Les secteurs reconnus par la TNFD comme ayant le plus d'impact sur la biodiversité - notamment les secteurs de l'alimentation, du pétrole et du gaz, des produits chimiques, des biens de consommation, de la métallurgie et de l'exploitation minière – sont par là même les candidats les plus évidents à l’émission de sustainability-linked bonds et aux efforts d’engagements de la part des investisseurs.

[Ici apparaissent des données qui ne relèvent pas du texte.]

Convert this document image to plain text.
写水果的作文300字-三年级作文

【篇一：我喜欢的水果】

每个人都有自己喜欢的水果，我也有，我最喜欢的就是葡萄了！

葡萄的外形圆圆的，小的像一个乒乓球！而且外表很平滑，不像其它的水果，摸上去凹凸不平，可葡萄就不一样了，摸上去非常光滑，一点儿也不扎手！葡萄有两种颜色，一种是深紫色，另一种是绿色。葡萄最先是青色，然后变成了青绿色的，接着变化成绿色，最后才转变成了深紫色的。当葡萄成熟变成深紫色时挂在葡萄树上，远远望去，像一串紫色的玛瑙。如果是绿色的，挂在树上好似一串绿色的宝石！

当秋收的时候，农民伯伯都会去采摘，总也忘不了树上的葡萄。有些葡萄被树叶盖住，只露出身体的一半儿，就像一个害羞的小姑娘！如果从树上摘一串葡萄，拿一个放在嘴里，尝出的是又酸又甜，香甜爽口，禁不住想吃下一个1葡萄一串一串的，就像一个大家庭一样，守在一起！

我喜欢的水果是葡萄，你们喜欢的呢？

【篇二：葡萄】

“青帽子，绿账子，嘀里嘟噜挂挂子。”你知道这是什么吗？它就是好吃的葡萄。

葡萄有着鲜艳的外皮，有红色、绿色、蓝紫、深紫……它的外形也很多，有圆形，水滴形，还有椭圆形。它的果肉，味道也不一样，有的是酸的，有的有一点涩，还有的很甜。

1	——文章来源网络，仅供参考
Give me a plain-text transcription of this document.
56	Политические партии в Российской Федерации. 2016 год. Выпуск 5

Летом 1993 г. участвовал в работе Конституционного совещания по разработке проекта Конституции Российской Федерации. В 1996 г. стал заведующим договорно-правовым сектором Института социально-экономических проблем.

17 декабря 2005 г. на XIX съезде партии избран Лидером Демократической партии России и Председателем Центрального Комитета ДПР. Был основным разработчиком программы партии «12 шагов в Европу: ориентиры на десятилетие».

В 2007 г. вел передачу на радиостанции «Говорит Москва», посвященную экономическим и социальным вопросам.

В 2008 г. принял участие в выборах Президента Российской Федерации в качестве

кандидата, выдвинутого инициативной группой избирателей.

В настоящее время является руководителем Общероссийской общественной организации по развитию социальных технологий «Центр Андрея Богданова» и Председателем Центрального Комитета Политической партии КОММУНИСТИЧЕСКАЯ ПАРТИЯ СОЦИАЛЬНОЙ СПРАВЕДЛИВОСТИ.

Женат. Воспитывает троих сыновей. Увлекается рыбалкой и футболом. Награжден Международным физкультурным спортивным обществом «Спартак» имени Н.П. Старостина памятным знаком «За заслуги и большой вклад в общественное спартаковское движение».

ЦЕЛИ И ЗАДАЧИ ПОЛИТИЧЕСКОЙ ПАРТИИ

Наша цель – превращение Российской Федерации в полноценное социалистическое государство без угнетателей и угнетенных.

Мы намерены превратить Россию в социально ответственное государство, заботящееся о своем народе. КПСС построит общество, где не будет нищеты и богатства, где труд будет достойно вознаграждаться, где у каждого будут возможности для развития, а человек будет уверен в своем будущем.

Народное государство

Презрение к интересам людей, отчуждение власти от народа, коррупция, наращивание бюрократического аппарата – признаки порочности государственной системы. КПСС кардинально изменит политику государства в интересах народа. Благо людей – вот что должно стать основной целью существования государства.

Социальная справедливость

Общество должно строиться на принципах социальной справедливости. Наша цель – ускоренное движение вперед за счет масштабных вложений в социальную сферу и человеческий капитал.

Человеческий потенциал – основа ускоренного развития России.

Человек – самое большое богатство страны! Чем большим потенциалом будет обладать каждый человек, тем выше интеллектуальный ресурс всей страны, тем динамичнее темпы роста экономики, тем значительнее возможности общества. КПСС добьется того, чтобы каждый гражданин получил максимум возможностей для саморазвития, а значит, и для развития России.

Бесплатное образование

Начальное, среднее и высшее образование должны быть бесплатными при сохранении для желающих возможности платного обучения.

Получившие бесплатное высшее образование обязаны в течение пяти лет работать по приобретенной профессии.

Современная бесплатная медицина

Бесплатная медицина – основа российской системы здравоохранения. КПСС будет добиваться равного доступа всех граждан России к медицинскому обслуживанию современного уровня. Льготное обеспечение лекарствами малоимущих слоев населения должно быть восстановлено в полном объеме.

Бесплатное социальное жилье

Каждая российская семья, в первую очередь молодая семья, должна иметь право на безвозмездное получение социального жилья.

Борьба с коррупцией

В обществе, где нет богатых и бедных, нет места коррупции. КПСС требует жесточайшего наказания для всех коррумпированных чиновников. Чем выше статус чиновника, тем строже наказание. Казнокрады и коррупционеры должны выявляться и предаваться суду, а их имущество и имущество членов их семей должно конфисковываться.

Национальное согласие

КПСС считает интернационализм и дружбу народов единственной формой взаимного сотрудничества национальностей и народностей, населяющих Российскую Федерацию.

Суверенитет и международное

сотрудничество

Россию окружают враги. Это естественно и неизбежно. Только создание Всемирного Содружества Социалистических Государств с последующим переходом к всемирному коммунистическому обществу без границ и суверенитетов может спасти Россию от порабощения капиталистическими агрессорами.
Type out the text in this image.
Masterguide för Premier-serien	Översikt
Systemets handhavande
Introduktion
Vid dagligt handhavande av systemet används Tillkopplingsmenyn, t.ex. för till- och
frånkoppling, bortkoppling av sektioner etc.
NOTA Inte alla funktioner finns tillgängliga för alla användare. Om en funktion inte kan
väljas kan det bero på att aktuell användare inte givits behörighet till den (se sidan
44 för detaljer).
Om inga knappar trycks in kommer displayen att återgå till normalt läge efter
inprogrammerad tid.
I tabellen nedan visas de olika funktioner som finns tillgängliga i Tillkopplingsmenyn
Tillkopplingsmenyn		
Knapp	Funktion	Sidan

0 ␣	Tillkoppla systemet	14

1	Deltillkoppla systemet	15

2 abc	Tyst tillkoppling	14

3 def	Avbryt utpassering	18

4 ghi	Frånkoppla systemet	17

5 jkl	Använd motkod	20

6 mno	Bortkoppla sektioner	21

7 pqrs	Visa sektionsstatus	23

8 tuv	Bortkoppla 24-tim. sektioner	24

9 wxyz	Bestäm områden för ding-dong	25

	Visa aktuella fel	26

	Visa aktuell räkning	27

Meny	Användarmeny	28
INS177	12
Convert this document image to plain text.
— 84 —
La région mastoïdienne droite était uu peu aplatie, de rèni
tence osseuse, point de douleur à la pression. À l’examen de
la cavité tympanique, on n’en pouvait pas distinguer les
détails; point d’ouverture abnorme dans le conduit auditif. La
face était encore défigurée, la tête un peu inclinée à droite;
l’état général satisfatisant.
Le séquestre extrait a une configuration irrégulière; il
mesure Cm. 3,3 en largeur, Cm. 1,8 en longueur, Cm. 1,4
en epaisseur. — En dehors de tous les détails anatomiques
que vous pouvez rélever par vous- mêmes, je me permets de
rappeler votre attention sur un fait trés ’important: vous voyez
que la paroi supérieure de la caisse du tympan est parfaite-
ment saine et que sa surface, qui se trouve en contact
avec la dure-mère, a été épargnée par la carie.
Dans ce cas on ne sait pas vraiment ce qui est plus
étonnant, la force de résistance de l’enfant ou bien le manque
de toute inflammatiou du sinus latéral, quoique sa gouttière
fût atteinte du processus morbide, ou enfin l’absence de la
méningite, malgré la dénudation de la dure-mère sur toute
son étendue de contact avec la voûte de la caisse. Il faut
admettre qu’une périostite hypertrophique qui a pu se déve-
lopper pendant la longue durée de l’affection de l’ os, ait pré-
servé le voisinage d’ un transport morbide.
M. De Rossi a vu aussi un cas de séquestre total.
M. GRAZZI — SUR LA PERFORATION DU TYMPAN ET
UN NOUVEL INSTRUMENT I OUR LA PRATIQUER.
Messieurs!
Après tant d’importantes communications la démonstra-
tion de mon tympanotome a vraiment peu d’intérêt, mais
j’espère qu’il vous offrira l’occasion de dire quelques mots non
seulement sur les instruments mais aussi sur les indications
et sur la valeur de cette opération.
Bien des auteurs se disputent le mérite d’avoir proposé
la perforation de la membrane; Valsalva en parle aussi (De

En matière d'engagement, si la déforestation est déjà bien intégrée par les investisseurs, nous nous attendons à voir une accentuation des efforts mis sur le stress hydrique, le gaspillage et la pollution. Cela accompagnera l’évolution de la réglementation appelant les entreprises à réduire le gaspillage, les emballages plastiques et à continuer d’augmenter les capacités de recyclage. Au niveau mondial, 175 pays ont ainsi convenu d'élaborer un accord juridiquement contraignant sur la pollution plastique d'ici à fin 2024.

Pression environnementale

Les litiges environnementaux devraient continuer à faire partie du paysage de l'investissement responsable dans un avenir prévisible, posant des risques opérationnels et financiers aux entreprises concernées notamment par les substances per et polyfluoroalkylées (PFAS), également connues sous le nom de "forever chemicals".

La pression réglementaire et des consommateurs devrait également s’intensifier, exerçant une pression supplémentaire sur les producteurs. En parallèle, l'abaissement des limites et l'extension du champ d'application des PFAS dans la réglementation relative à la qualité de l'eau pourraient donner lieu à de nouveaux litiges et rendre la mise en conformité et l'élimination de ces substances plus coûteuses.

Droits de l’Homme et des travailleurs

Enfin, l'intégration de considérations sociales est appelée à continuer de se développer transversalement. La vigilance en matière de droits des travailleurs devrait s’étendre à tous les secteurs, en particulier à ceux les plus touchés par un changement profond des compétences requises, comme celui de l'automobile pour lequel la transition vers la production de véhicules électriques aura un fort impact. Cela a déjà déclenché des grèves coûteuses dans ce secteur, en particulier aux États-Unis, illustrant la nécessité d'impliquer également les autorités publiques dans les questions plus larges de requalification ou de formation.

Les salaires, les conditions de travail, la syndicalisation et le dialogue social sont des questions structurelles qui ont, dans une certaine mesure, longtemps été éclipsées par les préoccupations climatiques. Les investisseurs commencent cependant à les prendre davantage en considération, comme en témoigne le nombre croissant de résolutions d'actionnaires lors des assemblées générales annuelles des entreprises.

Si les résolutions n'abordent encore que marginalement le thème de transition juste, il ne fait peu de doute que nous en verrons de plus en plus dans un avenir proche.

Changer de paradigme

Dans cet environnement incertain, une chose est sûre : il est indispensable d'appréhender la transition dans toute ses dimensions, en passant d'une vision exclusivement climatique à une approche plus holistique incluant la biodiversité, la nature et l’humain.

A ce titre, certaines mesures, comme l'adoption par la Norvège d'un projet de loi sur l'exploitation minière en eaux profondes[3] - doivent faire l’objet d’une analyse approfondie et d’une étroite surveillance, des questions se posant à juste titre quant à l’émergence potentielle d'une nouvelle industrie susceptible d'avoir un impact considérable sur un écosystème que nous ne comprenons pas encore parfaitement.

[1] MSCI, au 29 décembre 2023.

[2] “How ESG Risk Management can impact Security Risk”, MSCI, avril 2023.